Let's begin with aquavit, a.k.a. Scandinavian jet fuel. Feel free to tailor the flavors to your liking. I found this formulation to be delicious mixed with fresh pink grapefruit juice.

Makes a lot of little bottles.

1 jumbo bottle of good vodka
8 big sprigs of fresh dill
2 Tbsp. fennel seeds
4 cardamom pods
20 juniper berries
1/2 to 1 tsp. caraway seeds
2 lemons' worth of peel (no pith, please)
2 clementines' worth of peel (ditto)

Pour vodka into large, wide-mouthed jar. Add fresh dill. Crush fennel seeds, cardamom pods, juniper berries, and caraway seeds. Add to vodka, along with the citrus peels.

Let steep for three days, one week, two weeks, up to you. Keep tasting and shaking each day. The vodka will turn a pale yellow.

When well flavored, strain into smaller bottles. If you want it perfectly clear, use cheesecloth in your strainer. Give as gifts with little shot glasses. 

Homemade gravlax can also be tailored to your taste. Some like more sugar, some like more salt. Some rinse the cure off when finished, some simply wipe it off. You can rinse, pat dry, then place salmon back in fridge uncovered for a day to dry it out even more. I cured mine for four days. The usual recommendation is three to five. And, yes, gravlax can be frozen for a brief period.

This is more of a guideline than a recipe, and I have included Sybille van Kempen's recipe from Loaves and Fishes because the shop has been making beautiful gravlax for over 40 years! Please make sure your spices are fresh.

1 2-lb. piece highest quality, freshest salmon, cut into sizes you want
1/4 cup kosher salt
3 Tbsp. sugar
1 Tbsp. brown sugar
2 Tbsp. aquavit

To taste:
Crushed white peppercorns (I used 1 tsp.)
Crushed coriander seeds (I used 1/2 tsp.)
Crushed caraway seeds (I used 1/2 tsp.)
Crushed fennel seeds (I used 1 tsp)
1 1/2 bunches fresh dill

Rinse and dry salmon pieces. Combine spices and sugar and salt in bowl and mix well. Coat the pieces of salmon well, rubbing the mixture into both sides.
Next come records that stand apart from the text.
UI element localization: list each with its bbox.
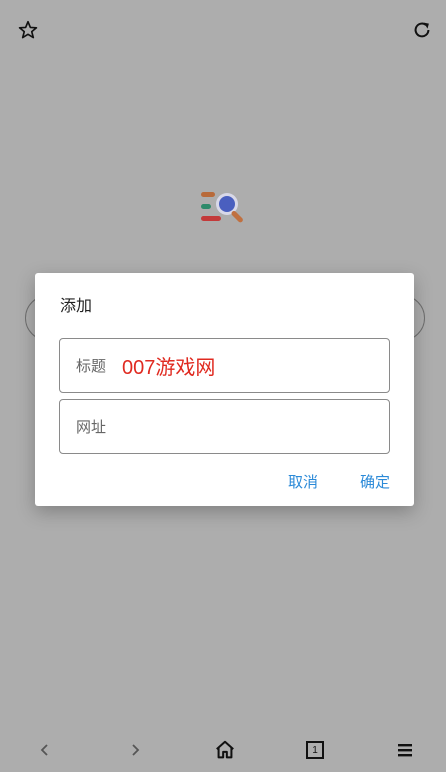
add-bookmark-dialog: 添加 标题 007游戏网 网址 取消 确定 xyxy=(35,273,414,506)
menu-icon[interactable] xyxy=(392,737,418,763)
title-field-label: 标题 xyxy=(76,357,107,375)
title-field[interactable]: 标题 007游戏网 xyxy=(59,338,390,393)
search-logo-icon xyxy=(199,188,251,228)
title-field-value[interactable]: 007游戏网 xyxy=(122,351,215,380)
url-field-label: 网址 xyxy=(76,418,107,436)
confirm-button[interactable]: 确定 xyxy=(360,471,390,492)
bottom-navigation: 1 xyxy=(0,728,446,772)
tab-count: 1 xyxy=(312,744,318,756)
back-icon[interactable] xyxy=(32,737,58,763)
bookmark-star-icon[interactable] xyxy=(16,18,40,42)
refresh-icon[interactable] xyxy=(410,18,434,42)
cancel-button[interactable]: 取消 xyxy=(288,471,318,492)
tabs-icon[interactable]: 1 xyxy=(302,737,328,763)
home-icon[interactable] xyxy=(212,737,238,763)
forward-icon[interactable] xyxy=(122,737,148,763)
url-field[interactable]: 网址 xyxy=(59,399,390,454)
dialog-title: 添加 xyxy=(60,296,93,315)
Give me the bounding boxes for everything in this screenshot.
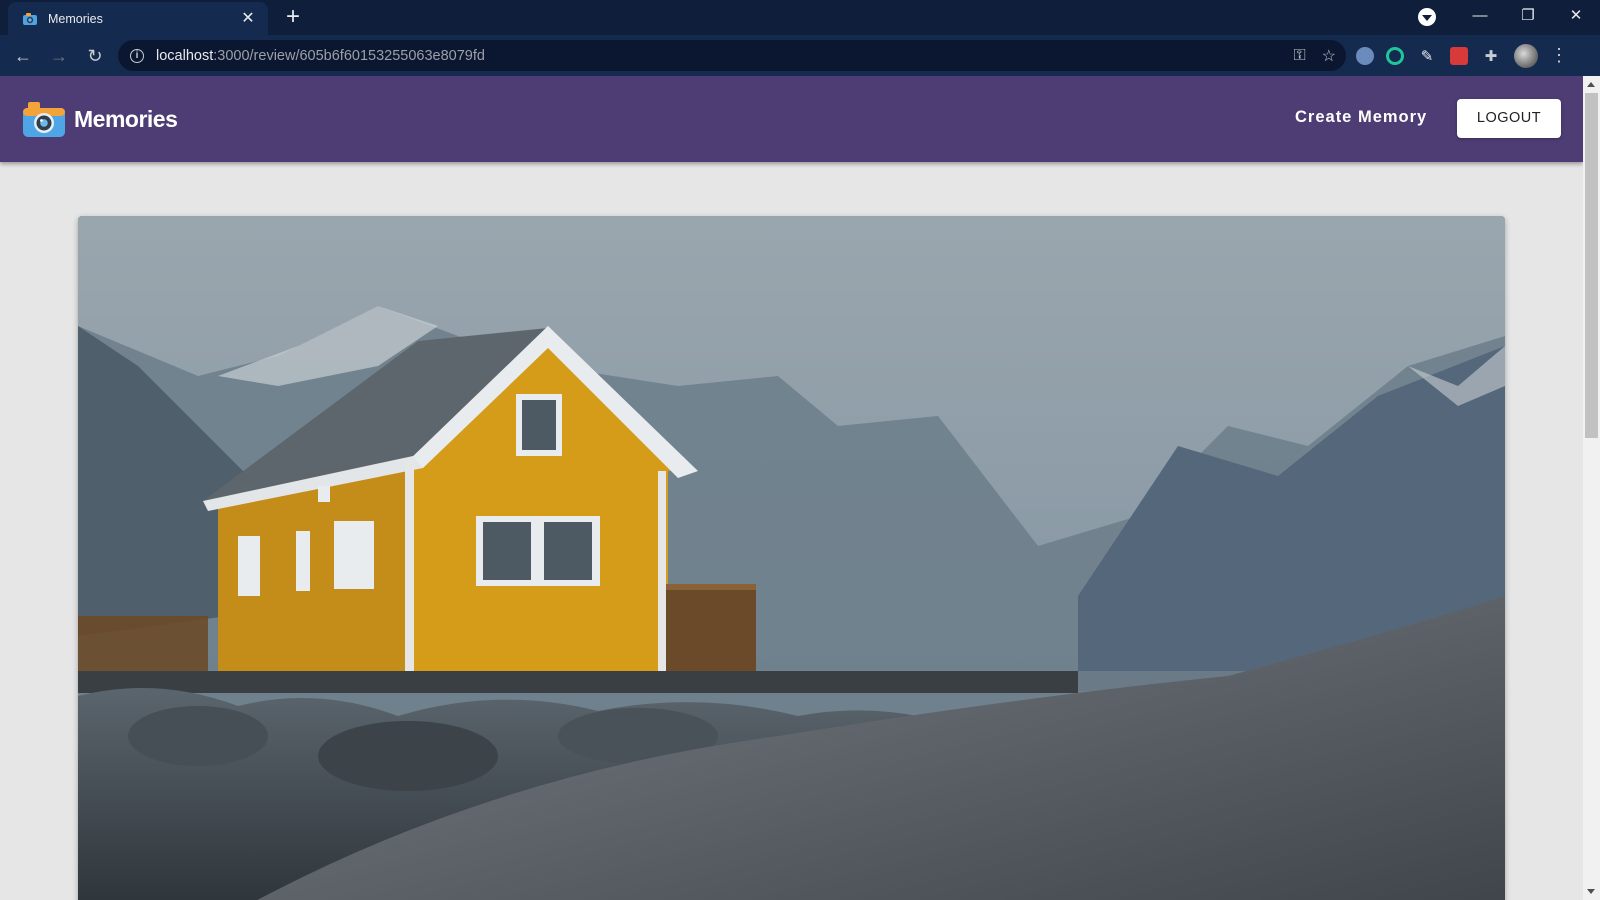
extension-pen-icon[interactable]: ✎ [1416,45,1438,67]
scroll-thumb[interactable] [1585,93,1598,438]
close-tab-icon[interactable]: ✕ [238,9,258,29]
bookmark-star-icon[interactable]: ☆ [1322,46,1336,66]
browser-toolbar: ← → ↻ i localhost :3000/review/605b6f601… [0,35,1600,76]
camera-logo-icon[interactable] [22,100,66,138]
memory-photo [78,216,1505,900]
page-scrollbar[interactable] [1583,76,1600,900]
restore-icon[interactable]: ❐ [1504,0,1552,35]
camera-favicon-icon [23,12,37,25]
scroll-down-icon[interactable] [1587,889,1595,894]
logout-button[interactable]: LOGOUT [1457,99,1561,138]
site-info-icon[interactable]: i [130,48,144,63]
memory-card [78,216,1505,900]
profile-avatar[interactable] [1514,43,1538,68]
tab-search-icon[interactable] [1418,8,1436,26]
key-icon[interactable]: ⚿ [1293,47,1305,65]
extension-owl-icon[interactable] [1356,46,1374,65]
extensions-puzzle-icon[interactable]: ✚ [1480,45,1502,67]
scroll-up-icon[interactable] [1587,82,1595,87]
browser-menu-icon[interactable]: ⋮ [1550,45,1568,66]
create-memory-link[interactable]: Create Memory [1295,108,1427,127]
brand-title[interactable]: Memories [74,106,178,133]
browser-tabstrip: Memories ✕ + — ❐ ✕ [0,0,1600,35]
forward-icon[interactable]: → [42,39,76,73]
url-host: localhost [156,47,214,64]
tab-title: Memories [48,11,103,26]
browser-tab[interactable]: Memories ✕ [8,2,268,35]
close-window-icon[interactable]: ✕ [1552,0,1600,35]
reload-icon[interactable]: ↻ [78,39,112,73]
url-path: :3000/review/605b6f60153255063e8079fd [213,47,485,64]
app-header: Memories Create Memory LOGOUT [0,76,1583,162]
extension-ring-icon[interactable] [1386,46,1404,65]
extension-red-icon[interactable] [1450,46,1468,65]
new-tab-icon[interactable]: + [280,5,306,31]
minimize-icon[interactable]: — [1456,0,1504,35]
page-viewport: Memories Create Memory LOGOUT [0,76,1583,900]
address-bar[interactable]: i localhost :3000/review/605b6f601532550… [118,40,1346,71]
back-icon[interactable]: ← [6,39,40,73]
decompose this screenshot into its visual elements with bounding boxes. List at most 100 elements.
Lay some dill on bottom of ceramic or glass casserole dish. Lay fish, skin side down on dill, sprinkle with aquavit, then cover with more dill. Cover with plastic, then place plate or similar item that will cover fish.

Put weights such as jars of beans or canned goods to weigh down the fish. Refrigerate for three to five days, turning the fish each day. The salmon will release liquid each day.

When done, wipe off coating or rinse and dry salmon. Wrap in plastic and when ready to serve, slice with a very thin, sharp knife. 

Here are Sybille's guidelines: Begin with two fresh boneless, skin-on sides of salmon. Place both skin-side down in a clean spacious container.

Add the cure: equal parts salt to sugar to cover both sides, fresh chopped herbs to coat, and a sprinkle of brandy or other liquor flavor preference to moisten.

Combine the two sides, seal with clear plastic wrap, and press with a heavy 10-lb. weight (use your imagination on what to use for this)

Refrigerate and turn daily for five days. Slice thinly to serve. Keep the whole portion in the cure and in the fridge for up to 10 more days. It freezes well for a few weeks.

Irish Cream
Makes a good bit.

3-4 cups Jameson Irish Whisky
2 cups cream
1 can sweetened condensed milk
3 Tbsp. good dark cocoa powder
2 Tbsp. espresso powder
1 tsp. vanilla extract
Pinch salt

Begin by mixing a bit of cream into the cocoa and espresso powder. Mix until it becomes a paste, then add more cream until it is smooth. Add the rest of ingredients and taste for seasoning. This will be a boozier, less rich, more chocolatey version of Baileys Irish Cream.

Transfer to various bottles and chill. This should keep for up to a month. Shake occasionally.